La crise du travail ne cesse d’être au cœur des revendications sociales. Nombreux sont ceux qui parlent de flemme généralisée. Lors de son allocution aux Français du 17 avril 2023, Emmanuel Macron a annoncé la construction d’un "nouveau pacte de la vie au travail". Quelques points de comparaison avec les autres pays européens peuvent aider à comprendre ce qui peut être amélioré dans l’Hexagone.
"Nouveau pacte de la vie au travail": une nécessité française ?
Les partenaires sociaux ont jusqu’à la fin de l’année pour travailler sur ce nouveau pacte de la vie au travail.
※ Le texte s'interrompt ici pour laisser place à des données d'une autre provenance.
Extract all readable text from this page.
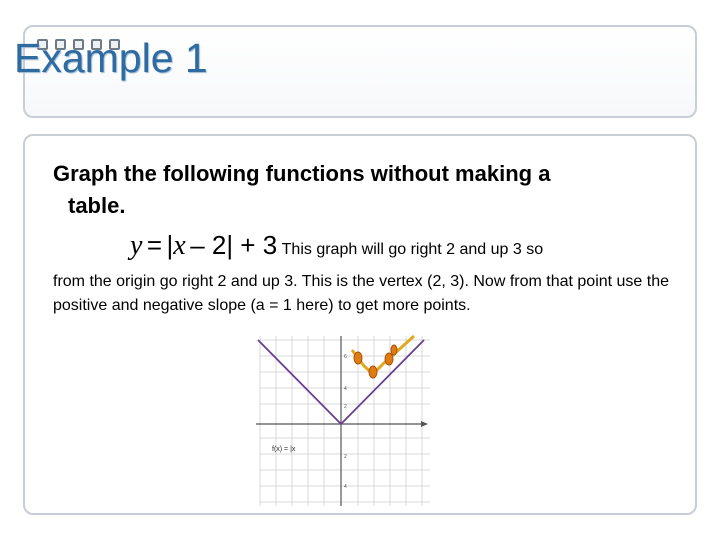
Example 1
Graph the following functions without making a
table.
y = |x – 2| + 3 This graph will go right 2 and up 3 so
from the origin go right 2 and up 3. This is the vertex (2, 3). Now from that point use the positive and negative slope (a = 1 here) to get more points.
6
4
2
2
4
f(x) = |x
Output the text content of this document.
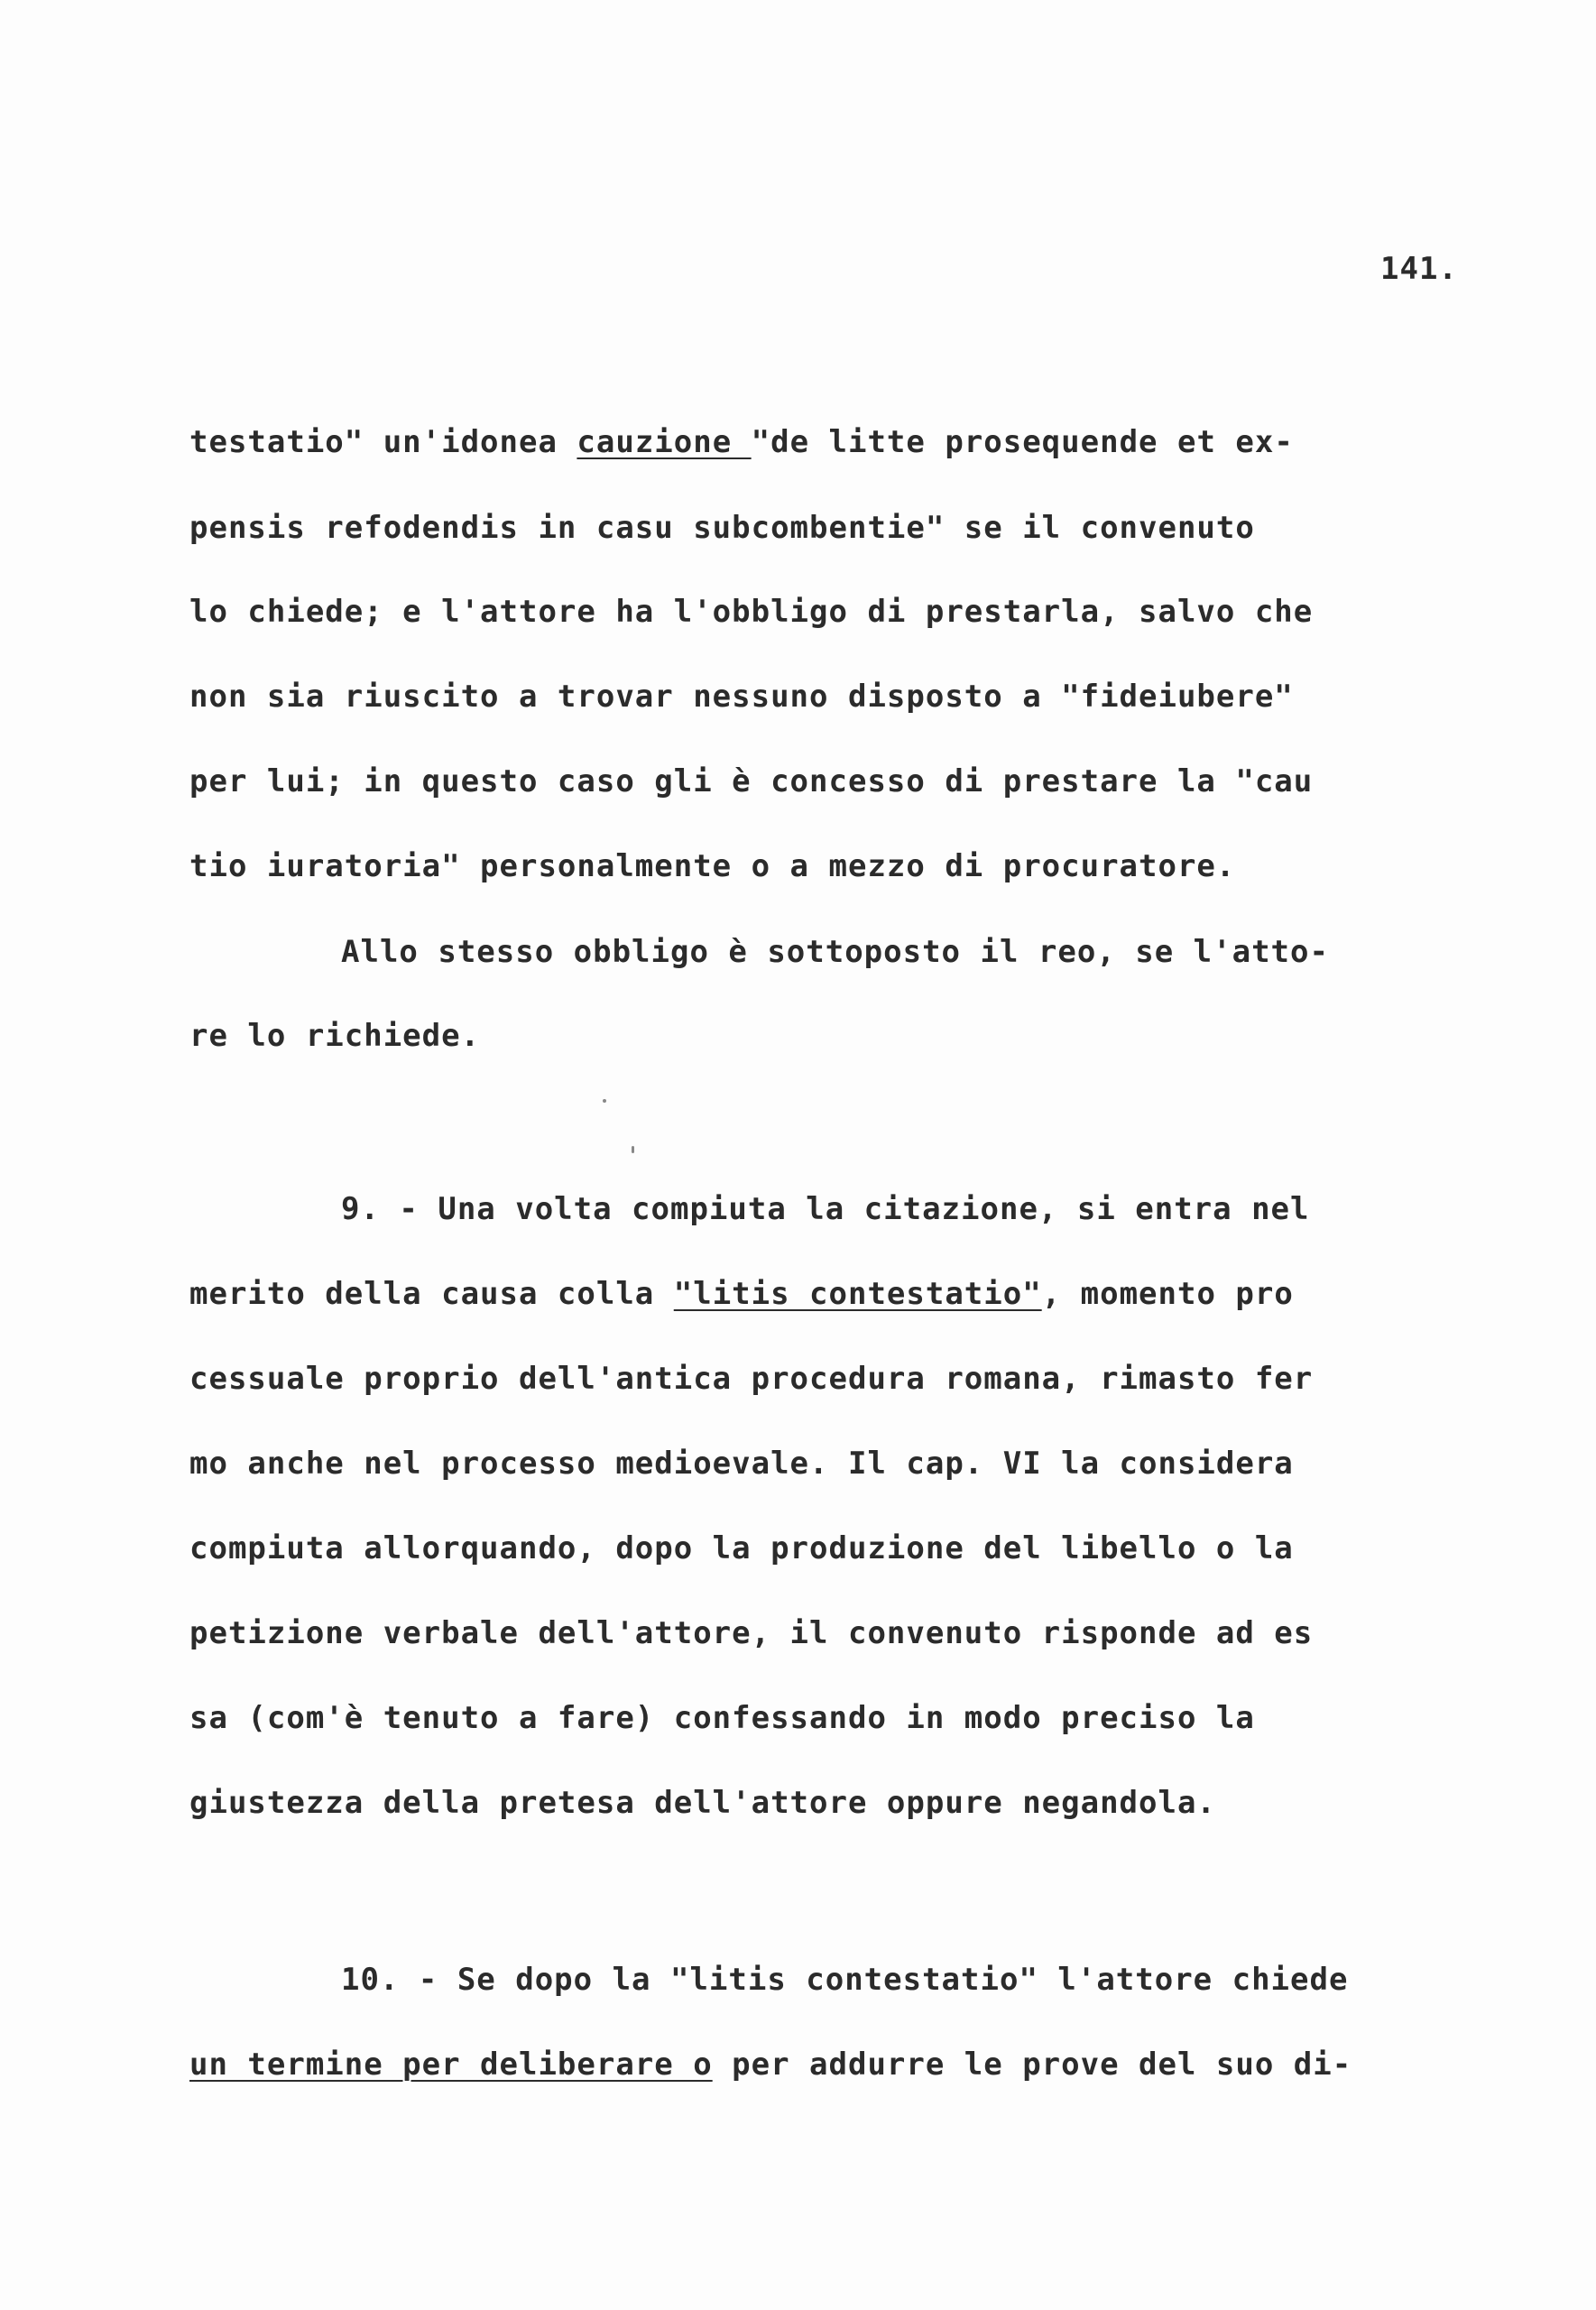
141.
testatio" un'idonea cauzione "de litte prosequende et ex-
pensis refodendis in casu subcombentie" se il convenuto
lo chiede; e l'attore ha l'obbligo di prestarla, salvo che
non sia riuscito a trovar nessuno disposto a "fideiubere"
per lui; in questo caso gli è concesso di prestare la "cau
tio iuratoria" personalmente o a mezzo di procuratore.
Allo stesso obbligo è sottoposto il reo, se l'atto-
re lo richiede.
9. - Una volta compiuta la citazione, si entra nel
merito della causa colla "litis contestatio", momento pro
cessuale proprio dell'antica procedura romana, rimasto fer
mo anche nel processo medioevale. Il cap. VI la considera
compiuta allorquando, dopo la produzione del libello o la
petizione verbale dell'attore, il convenuto risponde ad es
sa (com'è tenuto a fare) confessando in modo preciso la
giustezza della pretesa dell'attore oppure negandola.
10. - Se dopo la "litis contestatio" l'attore chiede
un termine per deliberare o per addurre le prove del suo di-
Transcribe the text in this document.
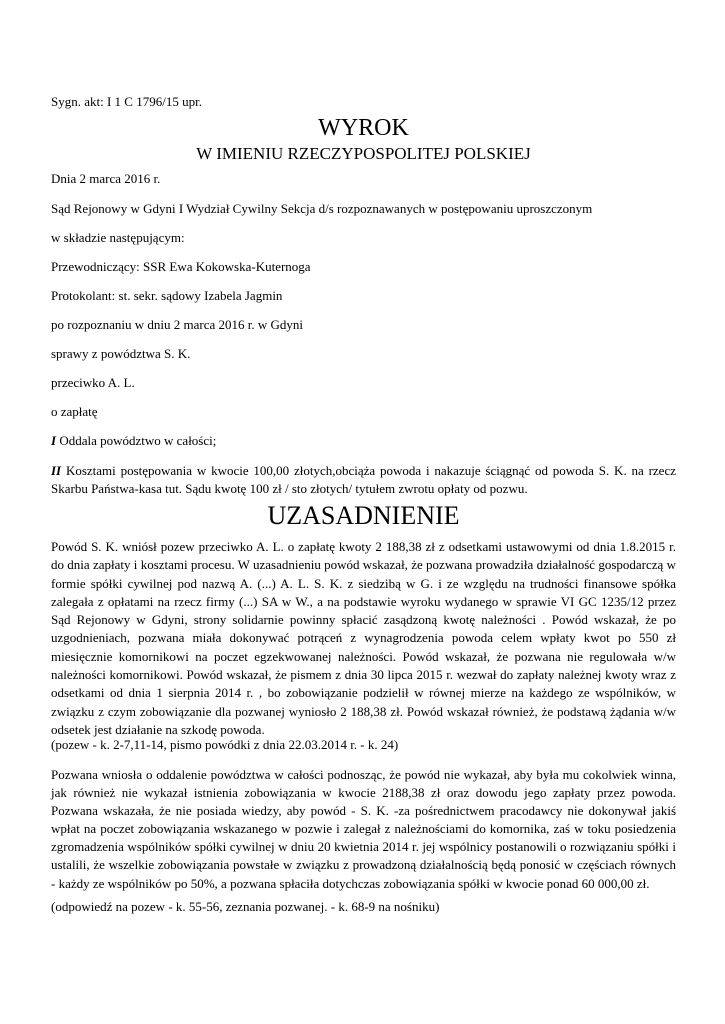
Sygn. akt: I 1 C 1796/15 upr.
WYROK
W IMIENIU RZECZYPOSPOLITEJ POLSKIEJ
Dnia 2 marca 2016 r.
Sąd Rejonowy w Gdyni I Wydział Cywilny Sekcja d/s rozpoznawanych w postępowaniu uproszczonym
w składzie następującym:
Przewodniczący: SSR Ewa Kokowska-Kuternoga
Protokolant: st. sekr. sądowy Izabela Jagmin
po rozpoznaniu w dniu 2 marca 2016 r. w Gdyni
sprawy z powództwa S. K.
przeciwko A. L.
o zapłatę
I Oddala powództwo w całości;
II Kosztami postępowania w kwocie 100,00 złotych,obciąża powoda i nakazuje ściągnąć od powoda S. K. na rzecz Skarbu Państwa-kasa tut. Sądu kwotę 100 zł / sto złotych/ tytułem zwrotu opłaty od pozwu.
UZASADNIENIE
Powód S. K. wniósł pozew przeciwko A. L. o zapłatę kwoty 2 188,38 zł z odsetkami ustawowymi od dnia 1.8.2015 r. do dnia zapłaty i kosztami procesu. W uzasadnieniu powód wskazał, że pozwana prowadziła działalność gospodarczą w formie spółki cywilnej pod nazwą A. (...) A. L. S. K. z siedzibą w G. i ze względu na trudności finansowe spółka zalegała z opłatami na rzecz firmy (...) SA w W., a na podstawie wyroku wydanego w sprawie VI GC 1235/12 przez Sąd Rejonowy w Gdyni, strony solidarnie powinny spłacić zasądzoną kwotę należności . Powód wskazał, że po uzgodnieniach, pozwana miała dokonywać potrąceń z wynagrodzenia powoda celem wpłaty kwot po 550 zł miesięcznie komornikowi na poczet egzekwowanej należności. Powód wskazał, że pozwana nie regulowała w/w należności komornikowi. Powód wskazał, że pismem z dnia 30 lipca 2015 r. wezwał do zapłaty należnej kwoty wraz z odsetkami od dnia 1 sierpnia 2014 r. , bo zobowiązanie podzielił w równej mierze na każdego ze wspólników, w związku z czym zobowiązanie dla pozwanej wyniosło 2 188,38 zł. Powód wskazał również, że podstawą żądania w/w odsetek jest działanie na szkodę powoda.
(pozew - k. 2-7,11-14, pismo powódki z dnia 22.03.2014 r. - k. 24)
Pozwana wniosła o oddalenie powództwa w całości podnosząc, że powód nie wykazał, aby była mu cokolwiek winna, jak również nie wykazał istnienia zobowiązania w kwocie 2188,38 zł oraz dowodu jego zapłaty przez powoda. Pozwana wskazała, że nie posiada wiedzy, aby powód - S. K. -za pośrednictwem pracodawcy nie dokonywał jakiś wpłat na poczet zobowiązania wskazanego w pozwie i zalegał z należnościami do komornika, zaś w toku posiedzenia zgromadzenia wspólników spółki cywilnej w dniu 20 kwietnia 2014 r. jej wspólnicy postanowili o rozwiązaniu spółki i ustalili, że wszelkie zobowiązania powstałe w związku z prowadzoną działalnością będą ponosić w częściach równych - każdy ze wspólników po 50%, a pozwana spłaciła dotychczas zobowiązania spółki w kwocie ponad 60 000,00 zł.
(odpowiedź na pozew - k. 55-56, zeznania pozwanej. - k. 68-9 na nośniku)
Le président de la République a affirmé prendre en compte "la volonté [du citoyen français] de retrouver du sens dans son travail, d'en améliorer les conditions, d'avoir des carrières qui permettent de progresser dans la vie". Différents axes de travail ont alors été énoncés : rémunération, conditions de travail, usure professionnelle, travail des seniors et lutte contre le temps partiel subi.
Conditions de travail
En France, nous partons à la retraite plus tôt que certains de nos confrères européens, la moyenne d’âge étant de 65 ans. Par exemple : 65 ans et 9 mois en Allemagne, 65 ans en Belgique, Autriche et Espagne. Souvent évoquées comme preuve que les Français travaillent moins, ces données doivent être mises en parallèle avec les conditions de travail pour être interprétées au mieux. Selon Eurostat, l’Office statistique de l’Union européenne, la France arrive en avant-dernière position sur les 27 pays en matière d’accident du travail. Le bilan reste tout aussi inquiétant sur la santé psychique des employés français qui sont les plus nombreux en Europe à déclarer des problèmes de stress, dépression et anxiété liés au travail. Ce résultat accablant s’explique en partie par une dégradation de la médecine du travail et des actions de prévention des RPS qui peinent à porter leurs fruits. Une autre donnée alerte les syndicats : la hausse constante des accidents mortels au travail qui grimpe depuis 2010. De nombreux experts expliquent l’ampleur des contestations sociales face à la réforme des retraites par cette crise du travail, pas suffisamment prise en compte par le gouvernement auparavant. Travailler plus longtemps ne pourrait se faire que sous d’autres conditions.
La France arrive en avant-dernière position sur les 27 pays en matière d’accident du travail
Répartition des valeurs
Selon les données de l’Observatoire des inégalités d’octobre 2022, en ving-cinq ans, la part des 10% les plus pauvres pour l’ensemble des revenus recule, tandis que celle des 10% les plus riches augmente. En effet, si en 1997, les 10% les plus riches recevaient 22,8% de la masse des revenus, après impôts et prestations sociales, en 2019, la part a augmenté jusqu’à 23,9%. Concernant la part des 10% les plus pauvres, celle-ci est descendue de 3,6% à 3,5%. Les inégalités de revenus ayant augmenté, un rééquilibrage des valeurs semble nécessaire. Il faut cependant rappeler qu’une étude réalisée par France Stratégie en 2020 révélait que la France est le pays européen où les inégalités de revenus sont les plus faibles. Le contexte inflationniste tend cependant à prêter attention aux écarts qui se creusent entre les rémunérations des grands patrons et les salariés.
Formation professionnelle et emploi des seniors
En 2019, l’OCDE classait la France en 22e position sur les 32 pays sondés en matière de formation professionnelle. Ce ne sont que 32% des Français qui suivent une formation contre 41% en moyenne, et 13% seulement chez les seniors.
Selon Eurostat, la moyenne du taux d’emploi des seniors en Europe est de 60,5%. Avec un taux s’élevant à 55,9%, la France se positionne à la 16e place sur 27 États membres. L’aménagement de fin de carrière constitue l’un des enjeux forts et capitaux du gouvernement, d’autant plus si l’âge du départ à la retraite est repoussé. Pour rappel, selon la Dares, en 2021, seulement 35,5% des 60-64 ans étaient encore sur le marché de l’emploi.
Les Assises du Travail ont remis le lundi 24 avril à Olivier Dussopt une synthèse qui regroupe 17 propositions ayant pour but de "reconsidérer le travail". Celle-ci met en avant "une bataille de la confiance à reconquérir". Si nombreux sont ceux qui regrettent que ces axes d'amélioration n'aient pas été travaillés avant la promulgation de la réforme des retraites, reste à regarder s'ils seront examimés avec les partenaires sociaux lors des prochains rendez-vous annoncés à Matignon.